Blind PNG coffee taster grateful for work
blind coffee taster in Papua New Guinea's Eastern Highlands province says she is grateful to have work in a country where many people living with disabilities have no prospects.
A blind coffee taster in Papua New Guinea's Eastern Highlands province says the government is doing very little to help people living with disabilities in her region.
Conchita Basse is the head of cupping - or tasting - at Monpi Coffee, one of PNG's main coffee exporters.
Ms Basse, who is 27, lives in the provincial capital Goroka and says she has been legally blind since childhood, which made schoolwork difficult. She is now the head of cupping or tasting at Monpi Coffee, one of PNG's top exporters,
Ms Basse told Annell Husband she knows many other disabled people in Goroka without work but fortunately the company had been looking for someone like her.

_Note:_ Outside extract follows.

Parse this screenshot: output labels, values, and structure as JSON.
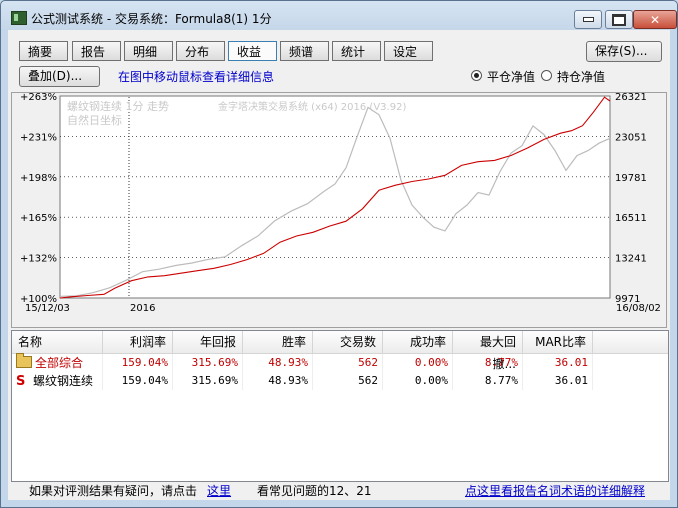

CONCHITA BASSE: They relayed a message to the priest, parish priest, and the parish priest relayed a message to me. And they brought me here to work for Monpi Coffee. It was like a blessing to me.

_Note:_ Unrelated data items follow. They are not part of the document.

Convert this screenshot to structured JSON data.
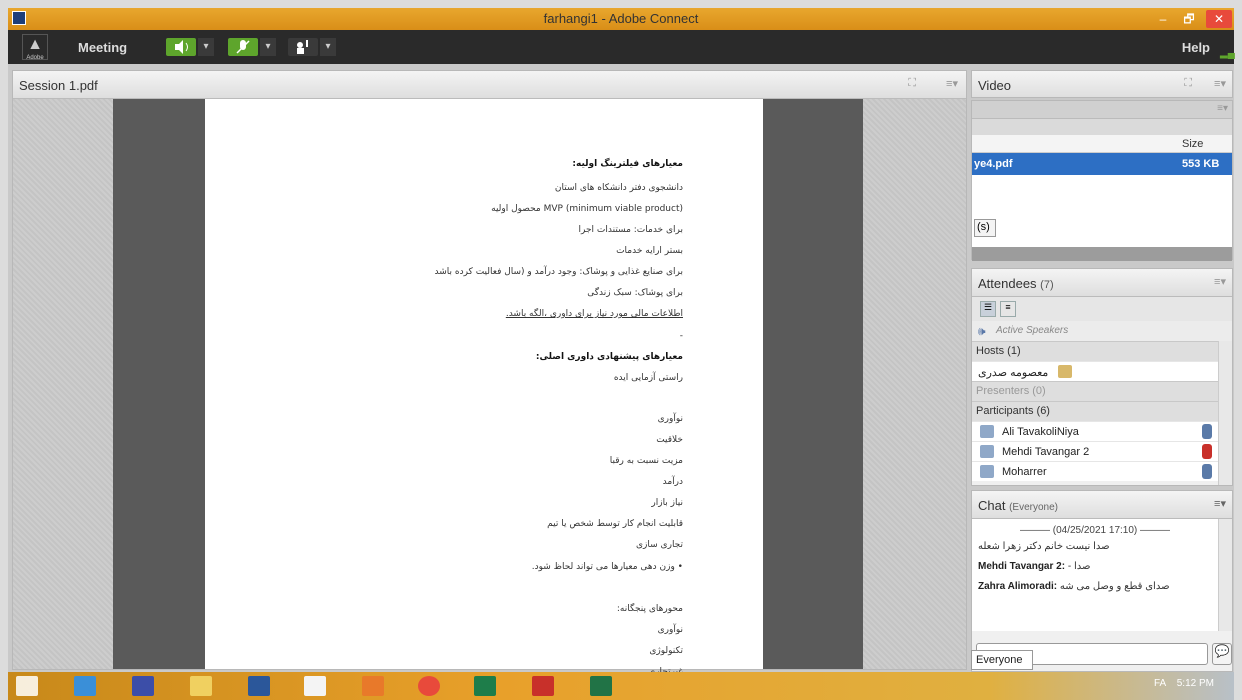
{
  "window": {
    "title": "farhangi1 - Adobe Connect",
    "min": "–",
    "max": "🗗",
    "close": "✕"
  },
  "appbar": {
    "logo_text": "Adobe",
    "meeting_menu": "Meeting",
    "help_menu": "Help"
  },
  "share_pod": {
    "title": "Session 1.pdf",
    "lines": [
      {
        "text": "معیارهای فیلترینگ اولیه:",
        "bold": true
      },
      {
        "text": "دانشجوی دفتر دانشکاه های استان",
        "bold": false
      },
      {
        "text": "(minimum viable product) MVP محصول اولیه",
        "bold": false
      },
      {
        "text": "برای خدمات: مستندات اجرا",
        "bold": false
      },
      {
        "text": "بستر ارایه خدمات",
        "bold": false
      },
      {
        "text": "برای صنایع غذایی و پوشاک: وجود درآمد و  (سال فعالیت کرده باشد",
        "bold": false
      },
      {
        "text": "برای پوشاک: سبک زندگی",
        "bold": false
      },
      {
        "text": "اطلاعات مالی مورد نیاز برای داوری ،الگه باشد.",
        "bold": false
      },
      {
        "text": "-",
        "bold": false
      },
      {
        "text": "معیارهای پیشنهادی داوری اصلی:",
        "bold": true
      },
      {
        "text": "راستی آزمایی ایده",
        "bold": false
      },
      {
        "text": "نوآوری",
        "bold": false
      },
      {
        "text": "خلاقیت",
        "bold": false
      },
      {
        "text": "مزیت نسبت به رقبا",
        "bold": false
      },
      {
        "text": "درآمد",
        "bold": false
      },
      {
        "text": "نیاز بازار",
        "bold": false
      },
      {
        "text": "قابلیت انجام کار توسط شخص یا تیم",
        "bold": false
      },
      {
        "text": "تجاری سازی",
        "bold": false
      },
      {
        "text": "•   وزن دهی معیارها می تواند لحاظ شود.",
        "bold": false
      },
      {
        "text": "محورهای پنجگانه:",
        "bold": false
      },
      {
        "text": "نوآوری",
        "bold": false
      },
      {
        "text": "تکنولوژی",
        "bold": false
      },
      {
        "text": "غیرتجاری",
        "bold": false
      }
    ]
  },
  "video_pod": {
    "title": "Video"
  },
  "files_pod": {
    "size_header": "Size",
    "file_name": "ye4.pdf",
    "file_size": "553 KB",
    "button_label": "(s)"
  },
  "attendees_pod": {
    "title": "Attendees",
    "count": "(7)",
    "active_speakers": "Active Speakers",
    "groups": {
      "hosts": "Hosts (1)",
      "presenters": "Presenters (0)",
      "participants": "Participants (6)"
    },
    "host_name": "معصومه صدری",
    "participants": [
      {
        "name": "Ali TavakoliNiya",
        "mic": "on"
      },
      {
        "name": "Mehdi Tavangar 2",
        "mic": "muted"
      },
      {
        "name": "Moharrer",
        "mic": "on"
      }
    ]
  },
  "chat_pod": {
    "title": "Chat",
    "scope": "(Everyone)",
    "timestamp": "(04/25/2021 17:10)",
    "messages": [
      {
        "sender": "",
        "text": "صدا نیست خانم دکتر زهرا شعله"
      },
      {
        "sender": "Mehdi Tavangar 2:",
        "text": "- صدا"
      },
      {
        "sender": "Zahra Alimoradi:",
        "text": "صدای قطع و وصل می شه"
      }
    ],
    "recipient_tab": "Everyone"
  },
  "taskbar": {
    "clock": "5:12 PM",
    "lang": "FA"
  }
}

AH: Was it? What were you doing before?
CB: Just nothing. Just finished my schooling and stayed at home doing nothing.
AH: So how long had you been at home doing nothing before you started working here?
CB: 2003 I started... Three years I stayed at home. For three years.

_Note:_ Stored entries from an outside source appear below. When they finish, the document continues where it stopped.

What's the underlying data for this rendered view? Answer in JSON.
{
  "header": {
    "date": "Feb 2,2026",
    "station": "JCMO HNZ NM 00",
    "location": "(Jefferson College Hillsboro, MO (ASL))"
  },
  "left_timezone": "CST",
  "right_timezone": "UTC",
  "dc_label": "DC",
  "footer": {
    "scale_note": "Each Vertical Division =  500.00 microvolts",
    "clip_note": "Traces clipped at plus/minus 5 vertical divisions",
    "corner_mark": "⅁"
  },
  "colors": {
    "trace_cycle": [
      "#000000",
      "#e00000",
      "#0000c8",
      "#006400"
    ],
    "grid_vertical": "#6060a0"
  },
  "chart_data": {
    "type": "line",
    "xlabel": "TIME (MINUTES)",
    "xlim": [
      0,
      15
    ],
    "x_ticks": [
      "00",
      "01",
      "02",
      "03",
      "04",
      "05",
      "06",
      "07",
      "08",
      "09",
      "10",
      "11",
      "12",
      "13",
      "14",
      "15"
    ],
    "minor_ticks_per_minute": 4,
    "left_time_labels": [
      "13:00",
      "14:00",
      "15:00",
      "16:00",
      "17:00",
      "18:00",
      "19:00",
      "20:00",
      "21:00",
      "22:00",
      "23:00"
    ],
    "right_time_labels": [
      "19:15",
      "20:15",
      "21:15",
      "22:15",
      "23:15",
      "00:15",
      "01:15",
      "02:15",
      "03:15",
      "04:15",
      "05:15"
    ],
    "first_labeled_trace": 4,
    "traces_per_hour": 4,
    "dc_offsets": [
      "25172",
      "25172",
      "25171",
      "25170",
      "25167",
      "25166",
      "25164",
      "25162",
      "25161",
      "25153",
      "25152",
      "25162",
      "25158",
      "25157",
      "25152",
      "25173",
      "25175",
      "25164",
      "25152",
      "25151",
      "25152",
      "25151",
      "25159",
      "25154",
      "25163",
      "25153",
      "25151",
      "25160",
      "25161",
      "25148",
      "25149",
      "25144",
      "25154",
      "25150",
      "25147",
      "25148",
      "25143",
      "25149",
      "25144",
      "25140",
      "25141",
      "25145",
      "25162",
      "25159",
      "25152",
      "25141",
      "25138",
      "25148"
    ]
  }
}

AH: For three years, just doing nothing.
CB: Just looking after the house with my brothers and sisters. It was surprising to me. I thought 'I'm not going to get any job', but I'm working here now so I'm very happy to have a job like this. As I've said, it was my fate. I'm a little lady of prayer. I thought 'I won't get any job'. I thought 'I'm hopeless'. Just staying at home, doing nothing, like this. But then because of God I got a job.
AH: Did it take very long to get familiar with the requirements of the job?
CB: It's not really long to me. I caught up in more than one week or two weeks.
AH: How did you learn what you had to do?
CB: My bosses taught me how to taste the coffee, the roast, or even pick up the aromas in the cups, the aromas in the coffees.
AH: And had your sense of smell, through your life up until you came to work here, had it been something very good, like it was very strong?
CB: Yes, yes, but not really.
AH: But you weren't using it as such?
AH: So what is it that you're looking for when you're doing the cupping?
CB: Looking for the good coffees, quality coffees, like Starbucks. All the coffee that we used to export, we must cup and I must get the ferment. If it's fermented then we have to reject the coffee, we have to reblend the coffee again to export it to the overseas markets.